When time permits, I like to take pictures at different stages during certain procedures to help educate patients and to provide further evidence as to why the dental work needed to be done in the first place. It’s only natural for patients to question if they really need a filling especially if they are not having any problems with the tooth in question – just like when the mechanic tells me I need my brakes replaced. Pictures truly are better than a thousand words, and they never lie.
The picture above shows a tooth with what looks like a mere dark spot on the chewing surface. The patient reported no symptoms with this tooth. However, upon clinical examination with my instrument called an “explorer”, that dark spot was actually a tiny hole which felt “sticky” to the touch. Soft spots like these indicate tooth decay (AKA: a cavity).
I administered local anesthetic and after confirming the patient was sufficiently numb, we started to clean out the cavity as seen below.
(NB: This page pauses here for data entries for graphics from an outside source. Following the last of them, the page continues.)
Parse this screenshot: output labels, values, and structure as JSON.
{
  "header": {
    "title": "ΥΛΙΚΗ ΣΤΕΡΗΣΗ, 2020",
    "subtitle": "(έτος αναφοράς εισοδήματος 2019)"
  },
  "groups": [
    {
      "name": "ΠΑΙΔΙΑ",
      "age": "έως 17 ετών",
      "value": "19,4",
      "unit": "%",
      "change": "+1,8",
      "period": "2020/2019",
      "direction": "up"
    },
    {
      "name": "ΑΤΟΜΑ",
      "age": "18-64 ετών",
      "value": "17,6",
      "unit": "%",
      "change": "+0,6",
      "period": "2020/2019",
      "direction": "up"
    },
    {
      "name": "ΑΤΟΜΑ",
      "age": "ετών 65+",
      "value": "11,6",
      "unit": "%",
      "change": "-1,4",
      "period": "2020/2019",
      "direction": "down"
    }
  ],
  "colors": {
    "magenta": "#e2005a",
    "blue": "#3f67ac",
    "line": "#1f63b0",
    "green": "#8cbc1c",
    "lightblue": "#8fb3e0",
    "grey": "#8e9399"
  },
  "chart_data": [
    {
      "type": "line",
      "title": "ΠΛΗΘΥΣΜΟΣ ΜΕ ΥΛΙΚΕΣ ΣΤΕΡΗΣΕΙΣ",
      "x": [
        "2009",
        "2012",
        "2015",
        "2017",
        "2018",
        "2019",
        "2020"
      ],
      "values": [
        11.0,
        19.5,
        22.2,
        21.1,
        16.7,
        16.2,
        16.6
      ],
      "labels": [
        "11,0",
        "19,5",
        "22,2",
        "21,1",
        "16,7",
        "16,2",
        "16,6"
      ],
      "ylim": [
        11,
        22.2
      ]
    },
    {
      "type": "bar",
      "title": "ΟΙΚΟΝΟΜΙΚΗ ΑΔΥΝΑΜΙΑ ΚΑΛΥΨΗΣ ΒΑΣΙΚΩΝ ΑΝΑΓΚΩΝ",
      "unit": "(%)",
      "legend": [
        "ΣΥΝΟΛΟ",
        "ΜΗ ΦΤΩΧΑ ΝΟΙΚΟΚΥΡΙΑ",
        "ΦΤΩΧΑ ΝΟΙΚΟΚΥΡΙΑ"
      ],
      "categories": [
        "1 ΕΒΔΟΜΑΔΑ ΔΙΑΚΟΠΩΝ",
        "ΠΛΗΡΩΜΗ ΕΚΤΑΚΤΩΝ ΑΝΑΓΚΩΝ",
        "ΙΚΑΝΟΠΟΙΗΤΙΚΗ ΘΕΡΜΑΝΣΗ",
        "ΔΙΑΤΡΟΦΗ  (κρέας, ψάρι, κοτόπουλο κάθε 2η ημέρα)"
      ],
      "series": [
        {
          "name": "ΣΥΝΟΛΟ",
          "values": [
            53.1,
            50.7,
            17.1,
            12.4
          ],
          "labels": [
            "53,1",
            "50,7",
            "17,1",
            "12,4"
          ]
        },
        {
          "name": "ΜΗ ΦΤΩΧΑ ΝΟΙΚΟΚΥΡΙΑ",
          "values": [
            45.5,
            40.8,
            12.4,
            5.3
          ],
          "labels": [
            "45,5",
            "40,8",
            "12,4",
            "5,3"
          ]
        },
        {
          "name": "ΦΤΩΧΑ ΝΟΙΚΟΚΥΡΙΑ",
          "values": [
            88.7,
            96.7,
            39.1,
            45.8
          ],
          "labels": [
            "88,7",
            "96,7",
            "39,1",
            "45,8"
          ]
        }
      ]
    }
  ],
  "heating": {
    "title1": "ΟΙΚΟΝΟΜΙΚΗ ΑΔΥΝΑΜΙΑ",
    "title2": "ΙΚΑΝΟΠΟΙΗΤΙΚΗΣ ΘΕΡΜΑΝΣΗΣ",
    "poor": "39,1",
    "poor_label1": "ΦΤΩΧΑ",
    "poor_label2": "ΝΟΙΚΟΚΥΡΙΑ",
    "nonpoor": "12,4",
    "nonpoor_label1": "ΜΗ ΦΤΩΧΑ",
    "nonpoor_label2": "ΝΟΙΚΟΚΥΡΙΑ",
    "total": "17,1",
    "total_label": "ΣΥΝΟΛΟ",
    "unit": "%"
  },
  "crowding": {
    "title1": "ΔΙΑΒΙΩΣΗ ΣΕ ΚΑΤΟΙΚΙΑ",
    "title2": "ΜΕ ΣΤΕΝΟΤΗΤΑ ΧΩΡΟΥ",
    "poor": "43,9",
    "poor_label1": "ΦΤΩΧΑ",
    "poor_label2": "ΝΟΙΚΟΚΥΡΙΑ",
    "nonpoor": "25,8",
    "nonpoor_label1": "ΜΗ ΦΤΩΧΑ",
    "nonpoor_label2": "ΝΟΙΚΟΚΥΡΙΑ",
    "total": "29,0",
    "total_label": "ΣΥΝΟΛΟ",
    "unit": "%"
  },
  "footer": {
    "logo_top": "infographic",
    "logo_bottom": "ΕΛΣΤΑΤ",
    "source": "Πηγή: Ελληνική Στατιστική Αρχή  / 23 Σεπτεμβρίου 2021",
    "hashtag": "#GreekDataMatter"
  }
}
The cavity is cleaned out with the dental drill until there are no more soft areas (decay) in the preparation. The tooth looks deceptively normal from the initial picture, which can dangerously mask the true depth of the cavity below the surface. Indeed, it’s quite possible for some to not feel symptoms from a cavity of this size. However, if the tooth decay is not treated and is allowed to enlarge, over time it will extend deeper and closer to the nerve of the tooth – at which point symptoms of pain with chewing, sensitivity to temperature and sweets may ensue. If the pain worsens to a throb or ache, that’s when a root canal may be needed whereby the nerve of the tooth is removed. It’s usually best to be proactive and deal with these small problems when they are easier to fix, as opposed to waiting until it becomes a true dental emergency.
It’s always nice to see pictures (Before, during, and after photos) of any work that you have done by a contractor on your home or mechanic on your car so that you fully understand what is happening and what you are paying for. Ask your dentist for the same!